The University of Iowa College of Education

Education at Iowa

Spring 2006

Table of Contents

COUNSELING, REHABILITATION, AND STUDENT DEVELOPMENT

Nation’s First School Counseling Program to Offer Gifted Education Emphasis

School Counseling faculty pictured L to R: Malik Henfield, Tarrell Portman, David Duys, Deb Johnson, and Nicholas Colangelo.
School Counseling faculty pictured L to R: Malik Henfield, Tarrell Portman, David Duys, Deb Johnson, and Nicholas Colangelo.

Next summer The University of Iowa College of Education’s nationally ranked school counseling graduate program will become the first program in the country to offer an emphasis in gifted and talented education.

Associate Professor Tarrell Portman said school counselors are in an ideal position to identify and guide students in need of greater academic challenges. The 12 credit hours of additional training, which lead to an endorsement or certificate, will equip prospective school counselors to help prevent such students from slipping through the cracks of the K-12 education system.

“Counselors have such a wide variety of tasks,” said Portman, the program’s coordinator. “We work with students in the academic, personal, social, and career areas. With the additional training, our counselors will not only be knowledgeable about general and special education, but about gifted education. As a result, they can act as catalysts for increased identification of gifted students, especially in the areas of diversity.”

That’s certainly the hope of the program’s co-developer, the Connie Belin and Jacqueline N. Blank International Center for Gifted Education and Talent Development.

“This new program is a national breakthrough,” said Professor Nicholas Colangelo, director of the Belin-Blank Center. “School counselors have not had training in understanding the social/emotional and learning needs of gifted students. Our graduating school counselors will have a distinct advantage in the job market.
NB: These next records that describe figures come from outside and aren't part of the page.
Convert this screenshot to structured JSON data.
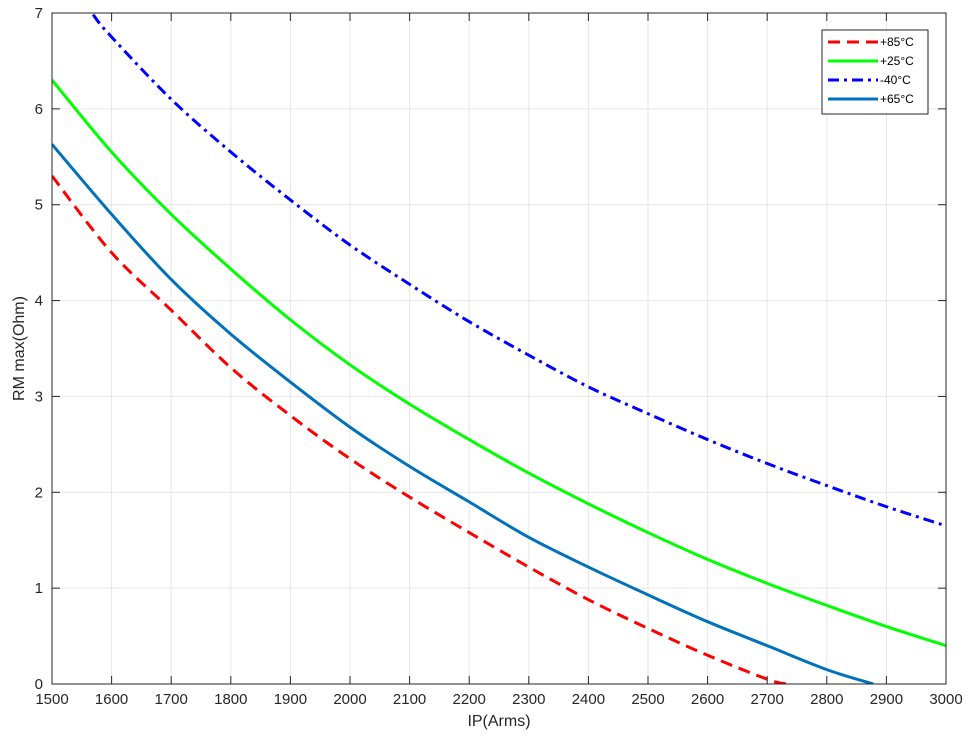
{
  "chart_data": {
    "type": "line",
    "title": "",
    "xlabel": "IP(Arms)",
    "ylabel": "RM max(Ohm)",
    "xlim": [
      1500,
      3000
    ],
    "ylim": [
      0,
      7
    ],
    "xticks": [
      1500,
      1600,
      1700,
      1800,
      1900,
      2000,
      2100,
      2200,
      2300,
      2400,
      2500,
      2600,
      2700,
      2800,
      2900,
      3000
    ],
    "yticks": [
      0,
      1,
      2,
      3,
      4,
      5,
      6,
      7
    ],
    "grid": true,
    "legend_position": "top-right",
    "x": [
      1500,
      1600,
      1700,
      1800,
      1900,
      2000,
      2100,
      2200,
      2300,
      2400,
      2500,
      2600,
      2700,
      2800,
      2900,
      3000
    ],
    "series": [
      {
        "name": "+85°C",
        "color": "#ff0000",
        "style": "dashed",
        "values": [
          5.3,
          4.5,
          3.9,
          3.3,
          2.8,
          2.35,
          1.95,
          1.58,
          1.22,
          0.88,
          0.58,
          0.3,
          0.05,
          null,
          null,
          null
        ]
      },
      {
        "name": "+25°C",
        "color": "#00ff00",
        "style": "solid",
        "values": [
          6.3,
          5.55,
          4.9,
          4.33,
          3.8,
          3.33,
          2.92,
          2.55,
          2.2,
          1.88,
          1.58,
          1.3,
          1.05,
          0.82,
          0.6,
          0.4
        ]
      },
      {
        "name": "-40°C",
        "color": "#0000ff",
        "style": "dashdot",
        "values": [
          7.6,
          6.75,
          6.1,
          5.55,
          5.05,
          4.58,
          4.17,
          3.78,
          3.43,
          3.1,
          2.82,
          2.55,
          2.3,
          2.07,
          1.85,
          1.65
        ]
      },
      {
        "name": "+65°C",
        "color": "#0072bd",
        "style": "solid",
        "values": [
          5.63,
          4.9,
          4.22,
          3.65,
          3.15,
          2.68,
          2.27,
          1.9,
          1.53,
          1.22,
          0.93,
          0.65,
          0.4,
          0.15,
          null,
          null
        ]
      }
    ],
    "extra_points": {
      "+85°C": [
        [
          2733,
          0
        ]
      ],
      "+65°C": [
        [
          2878,
          0
        ]
      ],
      "-40°C": [
        [
          1567,
          7
        ]
      ]
    }
  }
}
But more importantly, they will be qualified to offer an important service that parents, administrators, and teachers will welcome.

“Our College of Education again takes an important lead, and I commit the resources of the Belin-Blank Center to assure the success of the new program.”

School counseling students accepted for the fall 2006 semester will begin taking gifted education classes at the Belin-Blank Center in summer 2006, one an introduction to gifted education and another on school culture and classroom management. That will be followed with a practicum in counseling skills at the center and a class titled “Counseling Gifted and Talented Students.”

Portman said the UI’s school counseling program, which has been ranked highly by U.S.News & World Report’s “America’s Best Graduate Schools” guide for several years and currently stands as 13th best in the nation, began pondering the special endorsement several years ago. She said it made perfect sense to offer much of the specialized training for prospective school counselors through the Belin-Blank Center, which brings hundreds of gifted students to campus each summer for a variety of programs.

“This will allow the voice of gifted education students to be heard,” Portman said. “This definitely sets us apart from all other programs.”

Five faculty members with expertise in school counseling and gifted education comprise the team that will design and teach the additional courses. –by Stephen Pradarelli

Colangelo Named Most Influential

EducationNews.org awarded Professor Nicholas Colangelo, director of the Belin-Blank Center, with one of 10 first annual Upton Sinclair Awards for Influential Educators.

Judges described Colangelo as a proponent and advocate for gifted children and education.

“We feel he is worthy of recognition for all of his work with the report, ‘A Nation Deceived: How Schools Hold Back America’s Brightest Students,’“ EducationNews.org’s editors said. “He has consistently, cogently, and carefully worked for the education of gifted and talented children for many years, but his contributions in 2005 were exemplary.”

“Although getting professional recognition is an honor for me personally,” Colangelo said, “it’s far more gratifying to know that the Belin-Blank Center is making a real difference in the lives of educators who are working to ensure that students have opportunities to reach their full intellectual potential.”